O PÂNICO LEVANTADO POR PIKETTY, por Paul Krugman

Selecção e tradução por Júlio Marques Mota

Falareconomia1

O pânico levantado por Piketty

The Piketty Panic, de  PAUL KRUGMAN

New York Times, 24 de Abril de  2014

 

O livro  “Capital in the Twenty-First Century,” o novo livro do economista francês Thomas Piketty, é um verdadeiro  fenómeno. Outros livros sobre economia têm sido best sellers  mas a contribuição de  Piketty é uma obra  séria, umo obra capaz de mudar o discurso académico de uma forma  que a maioria dos best sellers  não é. E os conservadores estão aterrorizados. Assim James Pethokoukis do American Enterprise Institute avisa em National Review  que o trabalho de  Piketty deve ser criticado e desmontado, porque se assim não se fizer,  a obra “espalhar-se  entre as elites intelectuais e remodelará a paisagem da economia política  em todas as batalhas políticas que forem a seguir  desencadeadas.”

Bem, boa sorte com isso. O que aqui é  realmente relevante neste  debate é até agora o facto de que a  direita parece incapaz de montar qualquer tipo de contra-ataque substantivo em face da tese de  Piketty. Em vez disso,  a resposta tem sido apenas feita de  insultos — em particular, a acusação  de que Piketty é um marxista e assim é qualquer um que considera a desigualdade do  rendimento e da riqueza como uma questão importante.

Eu voltarei á questão dos insultos rapidamente. Primeiramente, deixem-nos falar sobre porque é que o livro o “Capital” está a ter um  tal impacto.

Piketty é dificilmente o primeiro economista a sublinhar  que nós estamos a viver numa situação submetida a um forte aumento na desigualdade, ou mesmo a sublinhar o contraste entre o crescimento lento do rendimento  para a maioria da população e os rendimentos  crescentes para os mais ricos da população. É verdade que  Piketty e os seus colegas acrescentam muita profundidade histórica ao nosso conhecimento, demonstrando que nós realmente estamos a viver numa nova Idade de Ouro. Mas nós sabemos que será apenas por uns tempos.

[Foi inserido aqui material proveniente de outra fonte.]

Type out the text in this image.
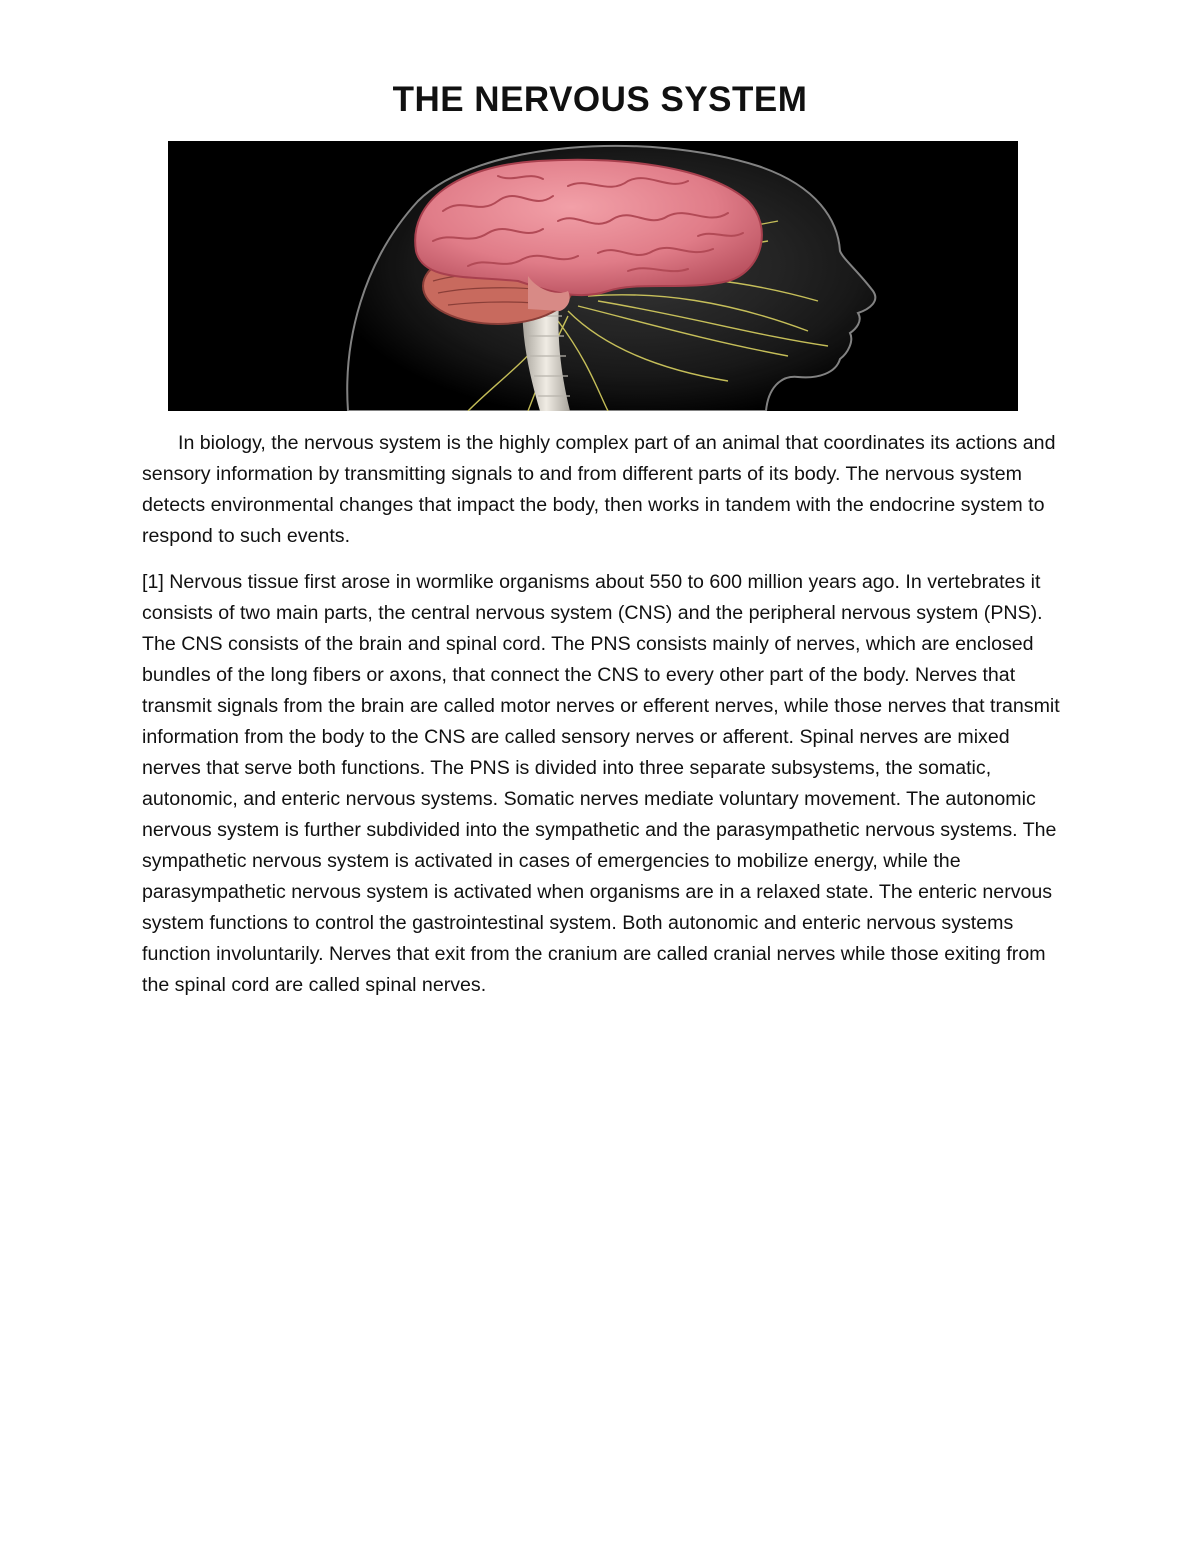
THE NERVOUS SYSTEM

In biology, the nervous system is the highly complex part of an animal that coordinates its actions and sensory information by transmitting signals to and from different parts of its body. The nervous system detects environmental changes that impact the body, then works in tandem with the endocrine system to respond to such events.

[1] Nervous tissue first arose in wormlike organisms about 550 to 600 million years ago. In vertebrates it consists of two main parts, the central nervous system (CNS) and the peripheral nervous system (PNS). The CNS consists of the brain and spinal cord. The PNS consists mainly of nerves, which are enclosed bundles of the long fibers or axons, that connect the CNS to every other part of the body. Nerves that transmit signals from the brain are called motor nerves or efferent nerves, while those nerves that transmit information from the body to the CNS are called sensory nerves or afferent. Spinal nerves are mixed nerves that serve both functions. The PNS is divided into three separate subsystems, the somatic, autonomic, and enteric nervous systems. Somatic nerves mediate voluntary movement. The autonomic nervous system is further subdivided into the sympathetic and the parasympathetic nervous systems. The sympathetic nervous system is activated in cases of emergencies to mobilize energy, while the parasympathetic nervous system is activated when organisms are in a relaxed state. The enteric nervous system functions to control the gastrointestinal system. Both autonomic and enteric nervous systems function involuntarily. Nerves that exit from the cranium are called cranial nerves while those exiting from the spinal cord are called spinal nerves.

Não, o que é realmente novo sobre “Capital” é a maneira como destrói o que  é o  mais estimado dos mitos conservadoras, a insistência de que estamos a viver   numa época de  meritocracia em que as  grandes fortunas são ganhas e merecidas.

Durante várias décadas a resposta conservadora às tentativas de fazer com que o disparar dos rendimentos dos mais ricos fosse um assunto político envolveu duas linhas de defesa: primeiramente, a recusa em aceitar que os  muito ricos estão actualmente a fazer com que a restante população esteja tão mal como está, mas quando a recusa falha, reivindicam que aqueles rendimentos  crescentes nos mais ricos se justificam porque são a recompensa para os serviços prestados. Não os chamem então de os  1 por cento, ou os muito ricos, chamem-nos antes de  “criadores de empregos.”

Mas como é possível aceitar  aquela argumentação se o rendimento obtido pelos ricos resulta  mais dos rendimentos dos activos que possuem do que das remunerações auferidas com o seu trabalho. E não é verdade que a riqueza resulta cada vez mais não dos lucros obtidos nas suas empresas  mas sim das suas heranças.

O que  Piketty mostra é que estas não são questões irrelevantes. As sociedades ocidentais antes da Primeira Guerra Mundial estavam  dominadas seguramente  por uma oligarquia de herdeiros ricos— e o seu livro levanta um  argumento bem convincente de  que estamos de retorno a  caminhar para essa  situação do passado.

Assim, o  que é que um  conservador, temendo que este diagnóstico possa ser utilizado para justificar a aplicação de  impostos mais altos sobre os mais  ricos, pode fazer? Poderia tentar provar que as teses de  Piketty  são falsas e fazê-lo de uma forma convincente  mas, até agora, eu não vi nenhum sinal de que assim possam querer fazer . Em lugar disso, como se falou acima, os conservadores limitam-se aos insultos.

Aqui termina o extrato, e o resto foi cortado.